In New Haven, Conn., for example, officials have prohibited police from asking about an immigrant's legal status, and in July the city will introduce municipal identification cards, providing undocumented immigrants with a "locally legal" form of ID that will make it easier for them to apply for bank accounts and sign rental leases. Overall, at least 20 cities and towns have approved pro-immigration measures over the past three years, according to the D.C.-based Fair Immigration Reform Movement. Analysts and advocates say almost as many -- including at least five in New Jersey, where about one in 17 residents is an illegal immigrant -- are considering similar resolutions.

It's an interesting development. Unlike the laws proposed by cities like Hazleton, Pennsylvania, these communities obviously see immigrants as an asset to their communities and value their long-term relationships with people who will inevidebly be long-term members of the local community. At the same time, the fact that local communities see the need to enact these rules further points to a failed national policy.

Friday, April 06, 2007

Immigrants fill the gaps from out-migration

Immigrants are filling the voids in large metro areas as domestic residents continue to move further out away from cities and inner suburbs. in these contexts, immigrants are the only source of growth. Consider the following:

Between 2000 and 2006, the New York metro area (including the suburbs) increased by 1 million immigrants; otherwise the region would have lost nearly 600,000 people. During the same time period in Los Angeles metro area would have lost more than 200,000 residents, and the San Francisco area would have lost 188,000 and the Boston area would have lost 101,000.
Many demographers associate shrinking populations with economic problems, typically poor job markets or prohibitive housing prices.

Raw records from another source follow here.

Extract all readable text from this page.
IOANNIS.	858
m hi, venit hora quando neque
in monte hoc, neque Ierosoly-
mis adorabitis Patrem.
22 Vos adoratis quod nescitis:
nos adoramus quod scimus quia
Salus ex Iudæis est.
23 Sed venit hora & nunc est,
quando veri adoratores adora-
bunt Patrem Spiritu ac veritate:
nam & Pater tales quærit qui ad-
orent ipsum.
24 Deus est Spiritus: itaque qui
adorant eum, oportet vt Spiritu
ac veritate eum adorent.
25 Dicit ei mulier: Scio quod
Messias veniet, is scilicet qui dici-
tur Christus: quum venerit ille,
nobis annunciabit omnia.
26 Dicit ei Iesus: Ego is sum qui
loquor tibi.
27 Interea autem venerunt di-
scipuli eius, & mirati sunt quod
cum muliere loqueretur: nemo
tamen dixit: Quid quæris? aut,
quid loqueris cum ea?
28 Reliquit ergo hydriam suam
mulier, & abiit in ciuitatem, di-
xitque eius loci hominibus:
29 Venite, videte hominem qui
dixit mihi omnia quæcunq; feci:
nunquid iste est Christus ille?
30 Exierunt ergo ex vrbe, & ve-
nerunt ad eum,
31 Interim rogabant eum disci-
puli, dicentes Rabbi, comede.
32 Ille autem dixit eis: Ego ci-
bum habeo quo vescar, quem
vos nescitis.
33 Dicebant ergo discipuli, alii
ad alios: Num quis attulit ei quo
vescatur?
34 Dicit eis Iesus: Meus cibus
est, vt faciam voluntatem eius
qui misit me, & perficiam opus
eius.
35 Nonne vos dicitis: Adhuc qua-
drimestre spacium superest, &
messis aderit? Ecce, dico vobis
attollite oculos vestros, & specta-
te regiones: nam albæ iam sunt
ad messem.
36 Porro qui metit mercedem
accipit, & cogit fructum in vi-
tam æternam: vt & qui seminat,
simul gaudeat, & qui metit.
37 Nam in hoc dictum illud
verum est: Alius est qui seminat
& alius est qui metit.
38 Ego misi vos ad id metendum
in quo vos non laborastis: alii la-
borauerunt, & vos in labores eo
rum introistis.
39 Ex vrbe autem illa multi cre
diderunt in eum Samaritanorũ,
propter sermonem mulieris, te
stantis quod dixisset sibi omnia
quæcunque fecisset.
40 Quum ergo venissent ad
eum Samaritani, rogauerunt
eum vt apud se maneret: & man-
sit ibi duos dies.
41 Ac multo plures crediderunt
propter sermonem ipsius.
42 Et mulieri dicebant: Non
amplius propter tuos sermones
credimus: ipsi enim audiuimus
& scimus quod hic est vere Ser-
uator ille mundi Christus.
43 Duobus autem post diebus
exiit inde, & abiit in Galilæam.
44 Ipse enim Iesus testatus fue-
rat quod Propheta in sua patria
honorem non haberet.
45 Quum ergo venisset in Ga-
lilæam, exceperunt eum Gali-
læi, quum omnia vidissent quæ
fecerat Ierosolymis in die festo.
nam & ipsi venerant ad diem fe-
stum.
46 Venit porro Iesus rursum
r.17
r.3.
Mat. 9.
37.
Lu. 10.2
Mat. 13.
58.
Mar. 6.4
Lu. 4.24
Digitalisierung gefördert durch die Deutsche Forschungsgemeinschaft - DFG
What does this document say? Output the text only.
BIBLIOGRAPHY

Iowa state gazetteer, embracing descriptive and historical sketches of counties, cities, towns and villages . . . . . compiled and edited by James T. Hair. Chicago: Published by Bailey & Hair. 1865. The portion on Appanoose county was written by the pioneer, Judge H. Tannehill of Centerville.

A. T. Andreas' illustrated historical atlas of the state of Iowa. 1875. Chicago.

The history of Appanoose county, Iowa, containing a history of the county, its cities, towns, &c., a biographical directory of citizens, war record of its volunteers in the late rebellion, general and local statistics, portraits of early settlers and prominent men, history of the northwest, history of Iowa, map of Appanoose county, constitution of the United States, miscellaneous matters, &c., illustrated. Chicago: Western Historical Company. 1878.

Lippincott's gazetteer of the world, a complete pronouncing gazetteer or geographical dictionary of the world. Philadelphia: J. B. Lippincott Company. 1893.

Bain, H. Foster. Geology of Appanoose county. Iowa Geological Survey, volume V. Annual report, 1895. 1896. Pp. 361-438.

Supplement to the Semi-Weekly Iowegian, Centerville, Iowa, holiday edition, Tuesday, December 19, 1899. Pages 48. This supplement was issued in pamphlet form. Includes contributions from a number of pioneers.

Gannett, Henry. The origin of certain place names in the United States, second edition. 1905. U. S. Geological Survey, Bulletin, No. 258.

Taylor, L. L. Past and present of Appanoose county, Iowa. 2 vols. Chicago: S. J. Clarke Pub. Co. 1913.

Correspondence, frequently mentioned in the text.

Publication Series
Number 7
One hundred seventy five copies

"A lot of cities rely on immigration to prop up their housing market and prop up their economies," said William Frey, a demographer at the Brookings Institution, a Washington think tank.

The understanding here is that growth is good, and immigrants maintain growth in areas where citizens are not willing to live. But is this growth necessarily a good thing? Are there other ways to address population decreases without adding more people?

I am certainly in favor of immigration and, more importantly, immigrant civil rights, but I do not think it a good idea to assume that immigration is the answer to economic problems in large metro areas that are otherwise facing depopulation.

On the other hand, there are areas of the nation, such as Pennsylvania and West Virginia, that are not large metro areas and are depopulating to the point that there is no tax base. In these cases, immigration does solve a significant problem, and influse life into otherwise dead communities.